By Stephen Schenck | September 26, 2012 4:58 PM
Whether it’s because of sky-high data rates, all-in-one family plans, stupefyingly-overpriced SMS billing, or just having more lines than we need, Americans are paying out the wazoo for our smartphone service. Individually, we may notice rates going up, or that we seem to be getting less for our money, year after year, but just how bad has it gotten? Some new data from the Labor Department is out, revealing just what we’re paying for phone service, and how it relates to other household expenses.
It shouldn’t surprise anyone to learn that from 2007 to 2011, the average US household’s cellular bill grew. Where a family might pay $1110 a year back in 2007, that figure’s more like $1226 today, a 10.45% increase.

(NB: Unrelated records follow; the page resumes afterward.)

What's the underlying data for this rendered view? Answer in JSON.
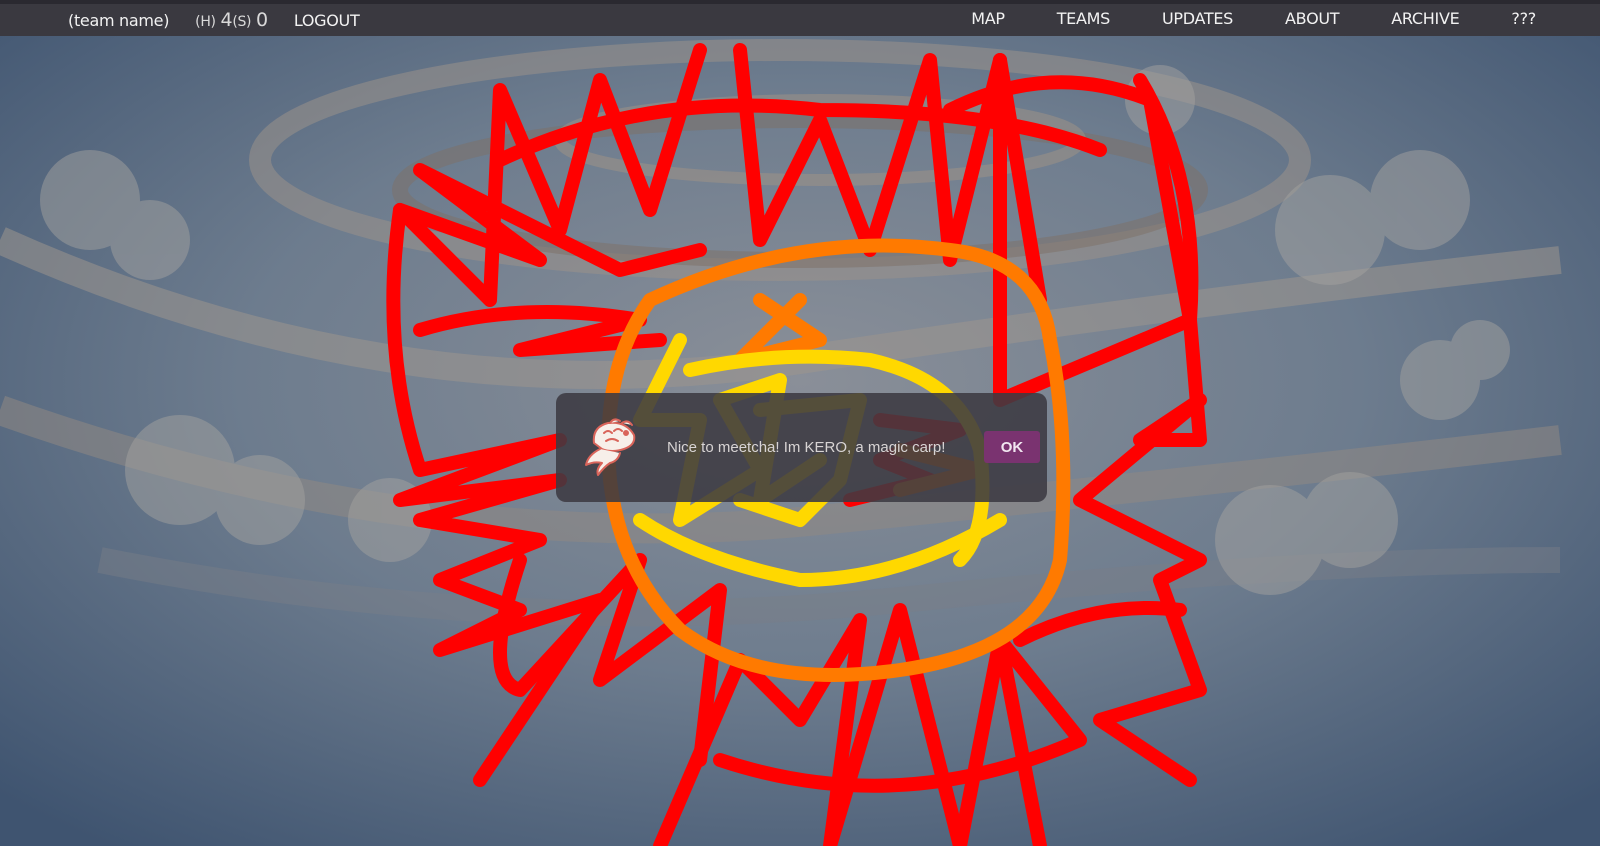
{
  "nav": {
    "team_name": "(team name)",
    "score_h_label": "(H)",
    "score_h_value": "4",
    "score_s_label": "(S)",
    "score_s_value": "0",
    "logout": "LOGOUT",
    "links": [
      "MAP",
      "TEAMS",
      "UPDATES",
      "ABOUT",
      "ARCHIVE",
      "???"
    ]
  },
  "dialog": {
    "icon": "carp-icon",
    "message": "Nice to meetcha! Im KERO, a magic carp!",
    "ok_label": "OK"
  },
  "colors": {
    "navbar": "#3a3940",
    "dialog_bg": "#3c3a42",
    "ok_button": "#7a3370",
    "scribble_red": "#ff0000",
    "scribble_orange": "#ff7a00",
    "scribble_yellow": "#ffd800"
  }
}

That might not sound so bad, until you look at other spending trends. In contrast to cellular bills, Americans cut back on their spending towards clothing, entertainment, vehicles, and dining-out over that same four year period.

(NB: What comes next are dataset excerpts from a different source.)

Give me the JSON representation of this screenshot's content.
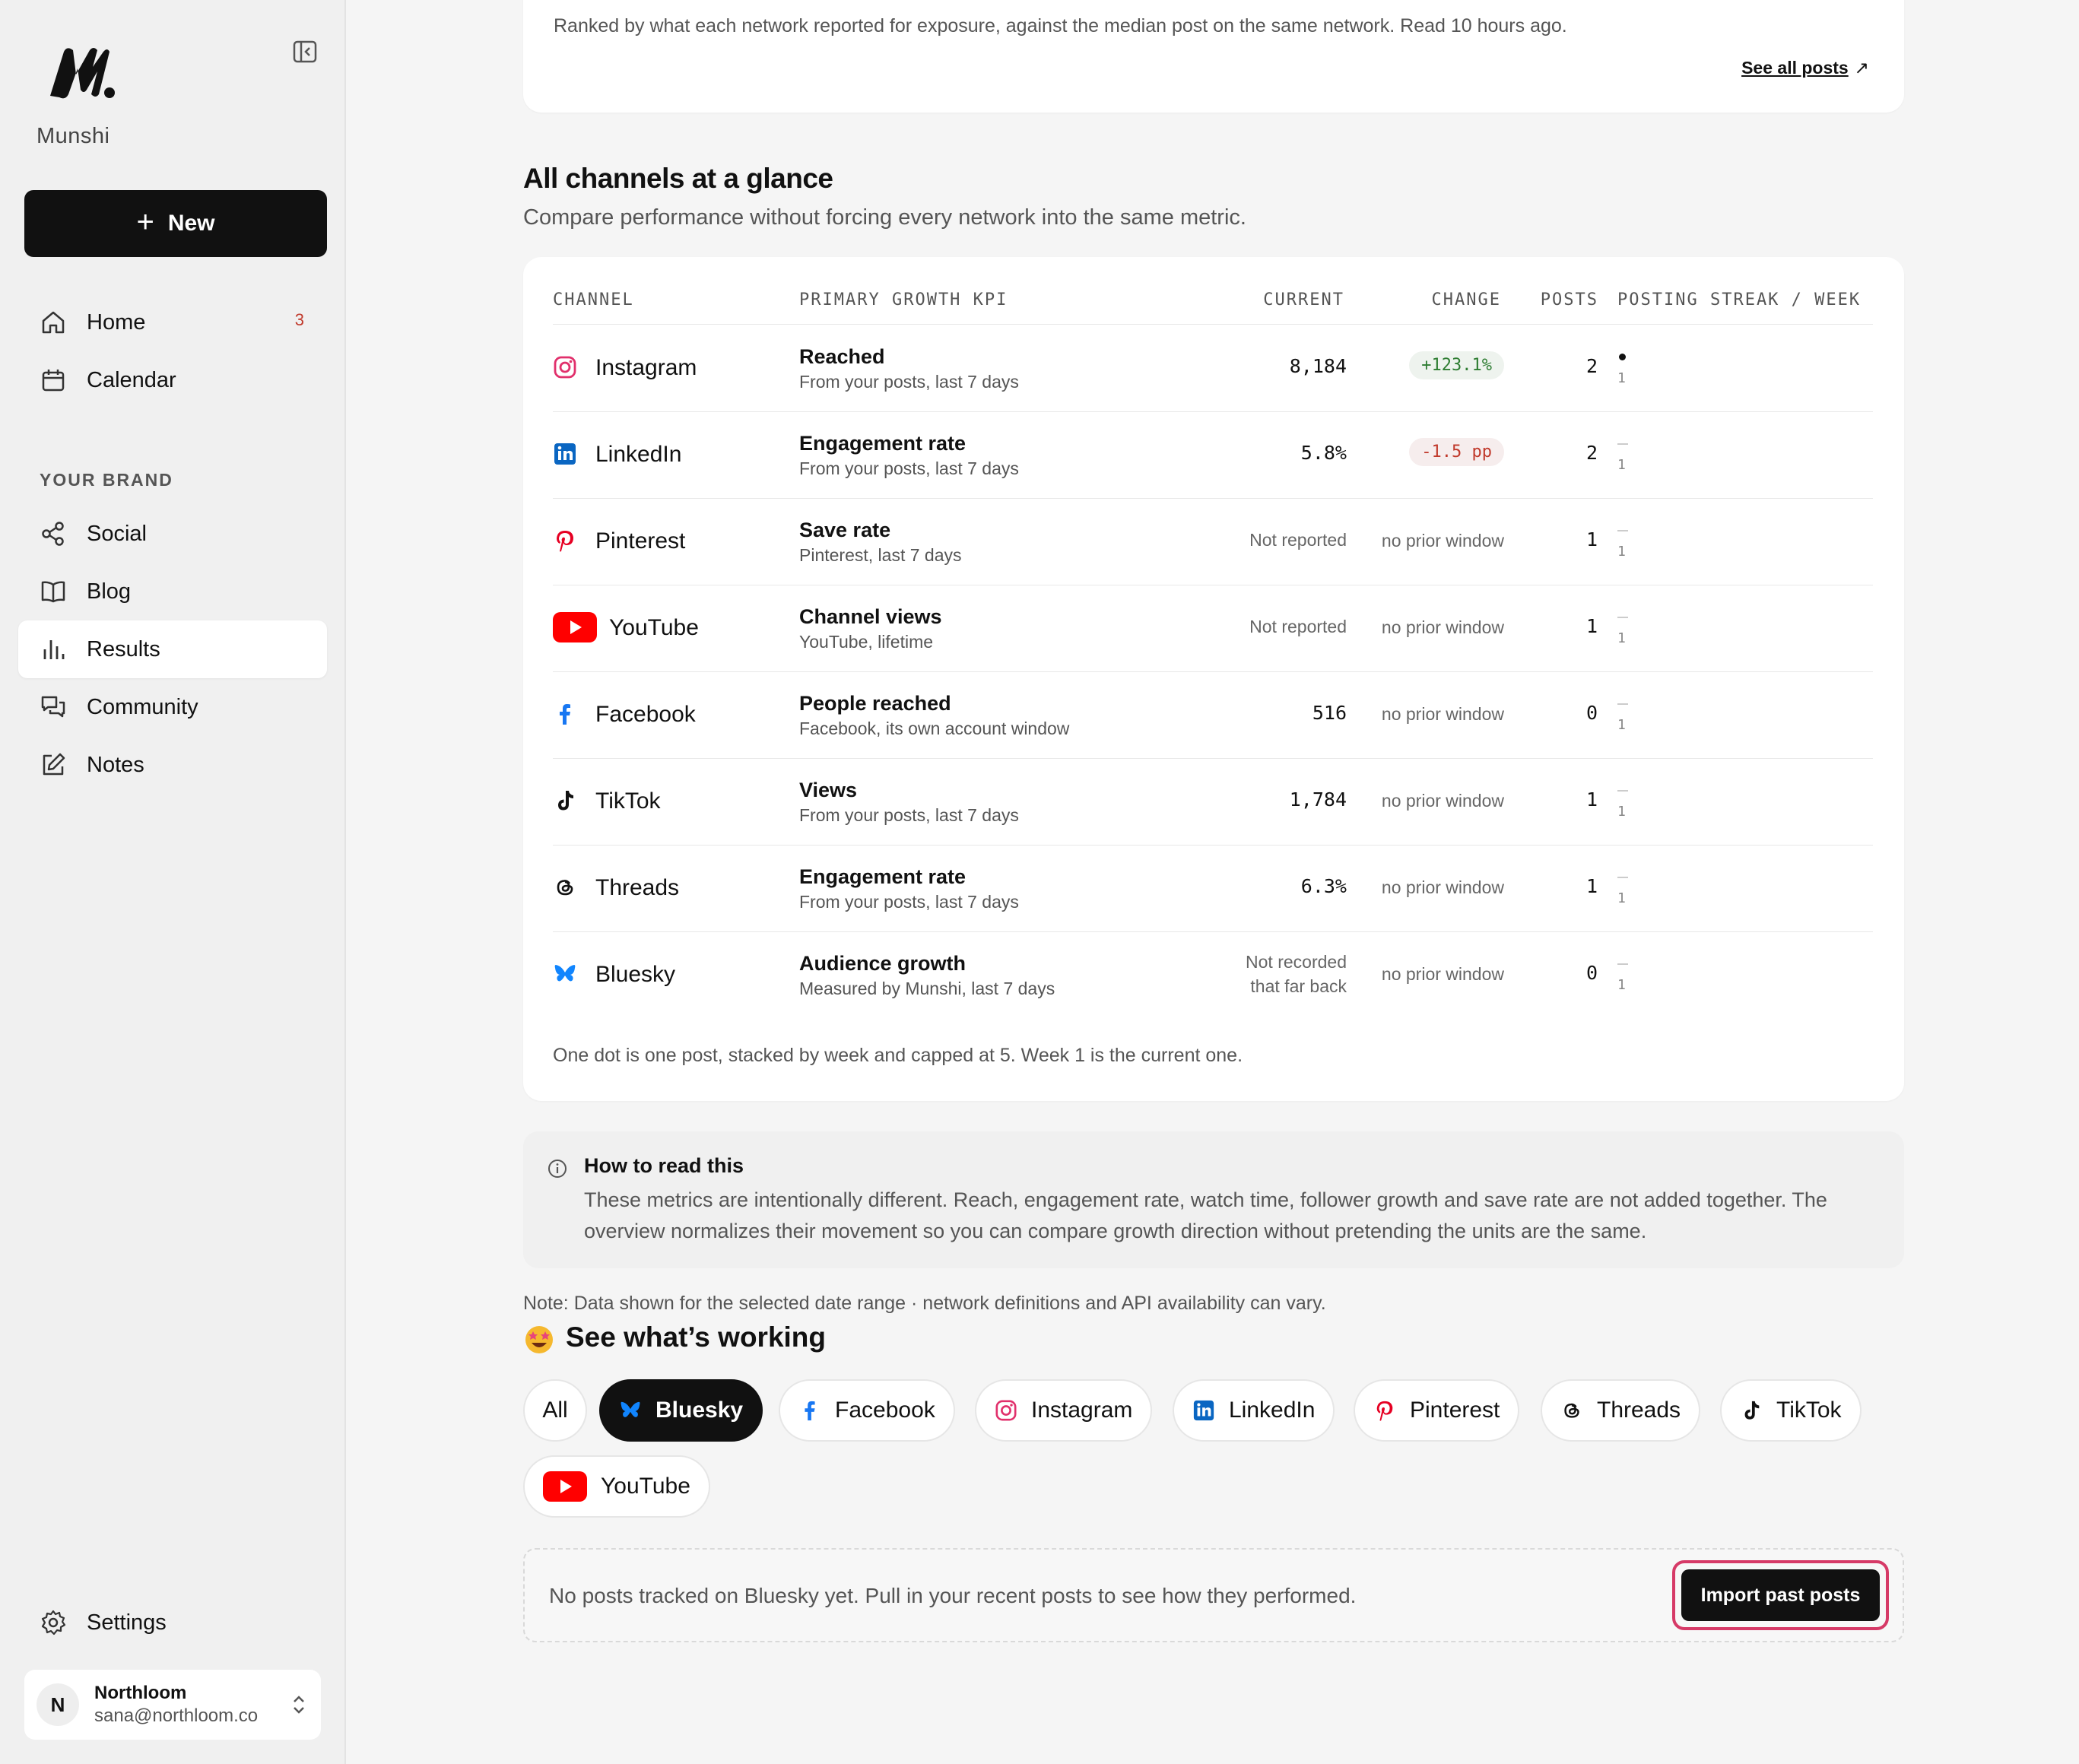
{
  "sidebar": {
    "brand": "Munshi",
    "new_label": "New",
    "nav": {
      "home": "Home",
      "home_badge": "3",
      "calendar": "Calendar",
      "section": "YOUR BRAND",
      "social": "Social",
      "blog": "Blog",
      "results": "Results",
      "community": "Community",
      "notes": "Notes",
      "settings": "Settings"
    },
    "account": {
      "initial": "N",
      "name": "Northloom",
      "email": "sana@northloom.co"
    }
  },
  "top": {
    "description": "Ranked by what each network reported for exposure, against the median post on the same network. Read 10 hours ago.",
    "see_all": "See all posts",
    "see_all_arrow": "↗"
  },
  "overview": {
    "title": "All channels at a glance",
    "subtitle": "Compare performance without forcing every network into the same metric.",
    "headers": {
      "channel": "CHANNEL",
      "kpi": "PRIMARY GROWTH KPI",
      "current": "CURRENT",
      "change": "CHANGE",
      "posts": "POSTS",
      "streak": "POSTING STREAK / WEEK"
    },
    "rows": [
      {
        "channel": "Instagram",
        "kpi": "Reached",
        "kpi_sub": "From your posts, last 7 days",
        "current": "8,184",
        "change": "+123.1%",
        "posts": "2",
        "week": "1"
      },
      {
        "channel": "LinkedIn",
        "kpi": "Engagement rate",
        "kpi_sub": "From your posts, last 7 days",
        "current": "5.8%",
        "change": "-1.5 pp",
        "posts": "2",
        "week": "1"
      },
      {
        "channel": "Pinterest",
        "kpi": "Save rate",
        "kpi_sub": "Pinterest, last 7 days",
        "current": "Not reported",
        "change": "no prior window",
        "posts": "1",
        "week": "1"
      },
      {
        "channel": "YouTube",
        "kpi": "Channel views",
        "kpi_sub": "YouTube, lifetime",
        "current": "Not reported",
        "change": "no prior window",
        "posts": "1",
        "week": "1"
      },
      {
        "channel": "Facebook",
        "kpi": "People reached",
        "kpi_sub": "Facebook, its own account window",
        "current": "516",
        "change": "no prior window",
        "posts": "0",
        "week": "1"
      },
      {
        "channel": "TikTok",
        "kpi": "Views",
        "kpi_sub": "From your posts, last 7 days",
        "current": "1,784",
        "change": "no prior window",
        "posts": "1",
        "week": "1"
      },
      {
        "channel": "Threads",
        "kpi": "Engagement rate",
        "kpi_sub": "From your posts, last 7 days",
        "current": "6.3%",
        "change": "no prior window",
        "posts": "1",
        "week": "1"
      },
      {
        "channel": "Bluesky",
        "kpi": "Audience growth",
        "kpi_sub": "Measured by Munshi, last 7 days",
        "current_line1": "Not recorded",
        "current_line2": "that far back",
        "change": "no prior window",
        "posts": "0",
        "week": "1"
      }
    ],
    "footnote": "One dot is one post, stacked by week and capped at 5. Week 1 is the current one."
  },
  "info": {
    "title": "How to read this",
    "body": "These metrics are intentionally different. Reach, engagement rate, watch time, follower growth and save rate are not added together. The overview normalizes their movement so you can compare growth direction without pretending the units are the same."
  },
  "note": "Note: Data shown for the selected date range · network definitions and API availability can vary.",
  "working": {
    "title": "See what’s working",
    "filters": [
      "All",
      "Bluesky",
      "Facebook",
      "Instagram",
      "LinkedIn",
      "Pinterest",
      "Threads",
      "TikTok",
      "YouTube"
    ],
    "active_filter": "Bluesky",
    "empty_text": "No posts tracked on Bluesky yet. Pull in your recent posts to see how they performed.",
    "import_label": "Import past posts"
  },
  "colors": {
    "instagram": "#e1306c",
    "linkedin": "#0a66c2",
    "pinterest": "#e60023",
    "youtube": "#ff0000",
    "facebook": "#1877f2",
    "bluesky": "#1185fe",
    "positive": "#2e7d32",
    "negative": "#c0392b",
    "highlight": "#d63a67"
  }
}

Sure, it feels like we’re getting a lot more for our money now than we did back in 2007, with high-speed data and ever-improving coverage, but will we ever get to a point where our phone bills remain relatively constant, or – god forbid – actually start falling back to previous levels? Unless something changes soon, we might have to start digging further and further into our food-and-clothes budgets to keep up with the latest smartphone plans.